What makes a good safeword?

A:

I love this idea so much. What a lovely thing to do as part of making your relationship a more formal agreement. However, I have a feeling that you are a bit like me and the moment someone has put you on the spot to come up with something unique and special, your mind instantly goes blank or you begin to completely overthink it.

If you have some ideas but it is making a final decision on one that is the problem, then tell your Dom this and ask him if you could possibly present him with a short list of say 6 suggestions where you will explain why you have picked them. Then, he can make the final choice.

However, if the problem is that you just cannot think of anything at all, here are some tips to help you.

First, it should be a world that you would never usually say in those circumstances. So, things like 'No, Stop, Don't' are best avoided as are nicknames, terms of endearment, and expletives. This is because all of those words could potentially be part of a scene and then misunderstood. For this reason, I would also avoid words that rhyme with words such as this that could also easily be misheard. For example, fur rhymes with Sir, dove with love, luck with both fuck and such, etc.

Second, it needs to be something that you will both remember. So, a word that has no discernible meaning to you or that is too abstract for you to remember is best avoided. It is very possible that the moment when you need to be able to remember it will be the moment when you body and mind are under pressure. If it's not a word that you can easily recall because of its greater meaning or a memory associated with it, then you are more likely to have trouble remembering it when you most need to.

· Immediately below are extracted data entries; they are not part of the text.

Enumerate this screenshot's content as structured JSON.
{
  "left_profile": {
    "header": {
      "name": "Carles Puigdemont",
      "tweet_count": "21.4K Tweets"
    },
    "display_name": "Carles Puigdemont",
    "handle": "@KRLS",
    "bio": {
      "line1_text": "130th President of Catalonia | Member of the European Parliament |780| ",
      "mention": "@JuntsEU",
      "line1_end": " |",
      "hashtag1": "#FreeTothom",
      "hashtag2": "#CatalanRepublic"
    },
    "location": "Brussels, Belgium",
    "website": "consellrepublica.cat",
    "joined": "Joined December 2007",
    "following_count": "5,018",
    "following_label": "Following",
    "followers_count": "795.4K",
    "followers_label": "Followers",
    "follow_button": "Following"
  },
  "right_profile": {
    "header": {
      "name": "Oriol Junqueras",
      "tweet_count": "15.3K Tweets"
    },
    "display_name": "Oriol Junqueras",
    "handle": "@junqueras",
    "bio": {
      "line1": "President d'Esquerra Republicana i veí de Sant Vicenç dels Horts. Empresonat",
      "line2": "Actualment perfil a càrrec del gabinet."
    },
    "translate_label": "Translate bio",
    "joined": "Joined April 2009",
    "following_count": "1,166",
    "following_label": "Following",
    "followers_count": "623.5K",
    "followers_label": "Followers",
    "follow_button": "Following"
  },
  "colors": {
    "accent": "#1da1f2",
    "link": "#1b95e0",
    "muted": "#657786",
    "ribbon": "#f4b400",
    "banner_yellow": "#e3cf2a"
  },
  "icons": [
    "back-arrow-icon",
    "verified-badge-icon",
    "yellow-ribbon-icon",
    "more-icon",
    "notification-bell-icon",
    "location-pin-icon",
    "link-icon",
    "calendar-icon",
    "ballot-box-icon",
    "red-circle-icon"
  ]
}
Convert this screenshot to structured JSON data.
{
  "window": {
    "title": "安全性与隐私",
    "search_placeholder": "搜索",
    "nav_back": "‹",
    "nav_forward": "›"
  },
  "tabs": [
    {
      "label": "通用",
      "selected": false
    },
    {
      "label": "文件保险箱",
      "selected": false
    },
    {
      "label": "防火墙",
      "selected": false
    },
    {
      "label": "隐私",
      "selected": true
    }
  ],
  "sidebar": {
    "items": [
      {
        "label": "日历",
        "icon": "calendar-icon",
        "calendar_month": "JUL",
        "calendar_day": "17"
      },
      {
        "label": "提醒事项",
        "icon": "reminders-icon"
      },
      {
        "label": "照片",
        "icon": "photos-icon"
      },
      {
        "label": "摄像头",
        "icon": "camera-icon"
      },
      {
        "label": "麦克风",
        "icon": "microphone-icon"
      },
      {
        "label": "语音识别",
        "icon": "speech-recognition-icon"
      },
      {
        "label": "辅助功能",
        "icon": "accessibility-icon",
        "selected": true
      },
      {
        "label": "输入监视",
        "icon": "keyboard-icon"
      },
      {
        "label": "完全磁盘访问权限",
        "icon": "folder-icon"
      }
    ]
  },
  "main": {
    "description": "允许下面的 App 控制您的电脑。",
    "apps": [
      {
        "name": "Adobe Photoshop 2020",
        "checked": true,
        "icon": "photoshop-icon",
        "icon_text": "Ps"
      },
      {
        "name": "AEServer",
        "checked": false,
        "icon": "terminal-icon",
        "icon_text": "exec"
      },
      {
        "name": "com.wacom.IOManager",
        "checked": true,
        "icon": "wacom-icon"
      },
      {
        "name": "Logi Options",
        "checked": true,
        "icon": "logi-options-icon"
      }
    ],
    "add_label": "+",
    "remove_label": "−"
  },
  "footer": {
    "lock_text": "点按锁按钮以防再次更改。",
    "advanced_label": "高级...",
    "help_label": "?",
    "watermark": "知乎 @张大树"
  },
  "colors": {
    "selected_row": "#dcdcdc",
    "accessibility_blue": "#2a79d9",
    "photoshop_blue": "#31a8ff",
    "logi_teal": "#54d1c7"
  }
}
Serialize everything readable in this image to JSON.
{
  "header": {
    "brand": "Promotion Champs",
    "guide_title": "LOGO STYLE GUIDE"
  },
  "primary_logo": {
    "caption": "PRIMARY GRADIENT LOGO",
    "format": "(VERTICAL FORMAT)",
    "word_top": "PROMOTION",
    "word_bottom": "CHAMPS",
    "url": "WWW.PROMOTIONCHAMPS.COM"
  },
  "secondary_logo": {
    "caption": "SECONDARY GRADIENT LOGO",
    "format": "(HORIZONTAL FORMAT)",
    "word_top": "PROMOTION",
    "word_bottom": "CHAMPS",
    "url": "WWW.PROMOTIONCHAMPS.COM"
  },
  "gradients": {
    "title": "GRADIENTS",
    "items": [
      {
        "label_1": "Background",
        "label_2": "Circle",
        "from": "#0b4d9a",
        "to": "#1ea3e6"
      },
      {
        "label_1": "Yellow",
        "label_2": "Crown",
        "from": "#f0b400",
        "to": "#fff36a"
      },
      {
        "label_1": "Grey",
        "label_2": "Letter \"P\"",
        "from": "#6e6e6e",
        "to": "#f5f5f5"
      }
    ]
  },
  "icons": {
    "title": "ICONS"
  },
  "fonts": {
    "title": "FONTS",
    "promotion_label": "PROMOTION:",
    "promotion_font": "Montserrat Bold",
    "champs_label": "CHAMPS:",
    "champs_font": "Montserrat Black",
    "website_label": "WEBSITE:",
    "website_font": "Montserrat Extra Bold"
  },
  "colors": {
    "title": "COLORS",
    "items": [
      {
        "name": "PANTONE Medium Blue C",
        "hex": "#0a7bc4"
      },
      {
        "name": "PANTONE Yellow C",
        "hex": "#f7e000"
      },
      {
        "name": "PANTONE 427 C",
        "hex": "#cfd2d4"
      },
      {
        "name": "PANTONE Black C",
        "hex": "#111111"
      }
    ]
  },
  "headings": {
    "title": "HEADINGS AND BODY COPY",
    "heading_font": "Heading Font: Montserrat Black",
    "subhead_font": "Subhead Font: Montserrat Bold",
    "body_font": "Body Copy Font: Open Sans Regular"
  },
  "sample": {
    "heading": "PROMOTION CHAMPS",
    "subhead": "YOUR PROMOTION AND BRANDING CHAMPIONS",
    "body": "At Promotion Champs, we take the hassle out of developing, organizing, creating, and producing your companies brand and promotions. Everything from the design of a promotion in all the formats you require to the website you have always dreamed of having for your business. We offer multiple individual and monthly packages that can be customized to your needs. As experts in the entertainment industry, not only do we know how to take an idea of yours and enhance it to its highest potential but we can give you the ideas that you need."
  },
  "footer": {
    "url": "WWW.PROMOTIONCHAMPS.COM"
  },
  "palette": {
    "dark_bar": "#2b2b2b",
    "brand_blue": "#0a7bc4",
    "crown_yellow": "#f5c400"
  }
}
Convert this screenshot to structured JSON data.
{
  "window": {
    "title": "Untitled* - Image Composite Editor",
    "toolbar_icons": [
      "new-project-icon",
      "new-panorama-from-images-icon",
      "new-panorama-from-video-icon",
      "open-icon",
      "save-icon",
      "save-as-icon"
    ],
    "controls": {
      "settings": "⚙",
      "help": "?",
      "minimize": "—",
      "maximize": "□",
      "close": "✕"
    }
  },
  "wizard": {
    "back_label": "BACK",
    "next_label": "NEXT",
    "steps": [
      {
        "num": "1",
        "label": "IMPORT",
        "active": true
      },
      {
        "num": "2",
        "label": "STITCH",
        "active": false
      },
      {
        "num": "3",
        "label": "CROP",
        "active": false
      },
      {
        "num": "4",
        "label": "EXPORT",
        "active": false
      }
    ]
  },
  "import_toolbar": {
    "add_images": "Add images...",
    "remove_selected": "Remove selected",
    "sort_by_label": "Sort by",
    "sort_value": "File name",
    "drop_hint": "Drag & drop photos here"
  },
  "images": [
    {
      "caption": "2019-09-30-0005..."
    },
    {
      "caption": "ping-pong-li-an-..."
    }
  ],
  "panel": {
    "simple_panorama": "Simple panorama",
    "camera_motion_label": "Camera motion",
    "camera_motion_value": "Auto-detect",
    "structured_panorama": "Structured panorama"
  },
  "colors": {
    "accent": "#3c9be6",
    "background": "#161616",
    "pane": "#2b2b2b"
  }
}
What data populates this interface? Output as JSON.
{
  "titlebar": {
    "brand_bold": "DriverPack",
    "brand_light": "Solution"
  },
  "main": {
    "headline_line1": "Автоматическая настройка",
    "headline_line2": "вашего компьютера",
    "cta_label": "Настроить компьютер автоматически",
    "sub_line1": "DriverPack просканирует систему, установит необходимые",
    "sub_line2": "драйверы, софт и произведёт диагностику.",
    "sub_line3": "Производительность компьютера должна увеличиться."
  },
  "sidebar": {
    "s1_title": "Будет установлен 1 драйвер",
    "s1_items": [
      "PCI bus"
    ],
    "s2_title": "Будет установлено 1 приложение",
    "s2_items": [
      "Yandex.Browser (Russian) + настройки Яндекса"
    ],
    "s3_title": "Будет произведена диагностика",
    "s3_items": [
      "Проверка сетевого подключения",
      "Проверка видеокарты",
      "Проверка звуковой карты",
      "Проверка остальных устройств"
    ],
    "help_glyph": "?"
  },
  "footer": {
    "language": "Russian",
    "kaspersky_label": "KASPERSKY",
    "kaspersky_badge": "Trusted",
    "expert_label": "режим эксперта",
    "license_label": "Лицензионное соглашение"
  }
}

My safeword, which I tend not to tell people as it is something very personal between my Dom and I, is a word that means something to both of us. There is a story attached to it which comes from the early days of our online communication. This not only made it memorable but also made it special to us. You could just grab the dictionary and let it fall open on some random page and then blindly pick a word that way, but it is unlikely to end up feeling like a word that is personal and special to your relationship that way.

At the end of the day, you must pick a word that works for you, that you feel comfortable with, and confident that you will remember it in those moments when even remembering your name feels like a challenge. Good luck and congratulations on your collaring.